Alka India Withdraws Major Share Plan for Strategy Review
Alka India Ltd has withdrawn its application for a preferential issue of 23.66 crore equity shares, a move that would have raised up to ₹75 crore.
The proposed fundraising included 45 lakh shares from loan conversion and 23.21 crore shares through a share swap.
The company formally announced the withdrawal of its application for the 236,637,112 equity shares, a capital raise that had previously received board and shareholder approval. Alka India cited 'alternative considerations' that require a reassessment of its fundraising strategy.
Alka India assured investors that its operational stability and growth prospects remain unaffected by this decision, aiming to ease immediate concerns.
Alka India Ltd primarily manufactures textile products, including synthetic yarn and fabrics, and also operates an apparel division. The preferential issue, initially greenlit by the board on February 27, 2026, and approved by shareholders on March 23, 2026, was intended to support working capital and general corporate needs.
Shareholders will not face dilution from this particular share issue. The company will now need to explore alternative avenues for its working capital and general corporate funding requirements, and share swap arrangements tied to the preferential issue are now cancelled.

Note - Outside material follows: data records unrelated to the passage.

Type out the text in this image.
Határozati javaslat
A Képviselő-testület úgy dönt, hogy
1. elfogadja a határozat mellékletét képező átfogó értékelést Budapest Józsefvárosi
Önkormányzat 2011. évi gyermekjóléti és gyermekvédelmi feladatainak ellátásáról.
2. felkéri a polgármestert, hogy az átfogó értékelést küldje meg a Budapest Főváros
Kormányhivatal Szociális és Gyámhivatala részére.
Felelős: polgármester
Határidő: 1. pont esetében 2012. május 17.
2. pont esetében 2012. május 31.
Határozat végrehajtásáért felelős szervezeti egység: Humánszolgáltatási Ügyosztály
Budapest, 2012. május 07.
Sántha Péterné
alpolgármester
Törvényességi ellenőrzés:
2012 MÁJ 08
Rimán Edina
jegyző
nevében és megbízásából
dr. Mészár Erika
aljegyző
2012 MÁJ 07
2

The company's filing did not detail specific risks associated with this withdrawal. Alka India operates in the textile sector, a market segment shared by companies such as Banswara Syntex Ltd. While Alka India has withdrawn its planned fundraising, peers in the sector continue to manage their capital structures, with investors closely watching their fundraising and debt management activities.
Investors will be observing how Alka India plans to secure future funding and whether its growth plans remain on track.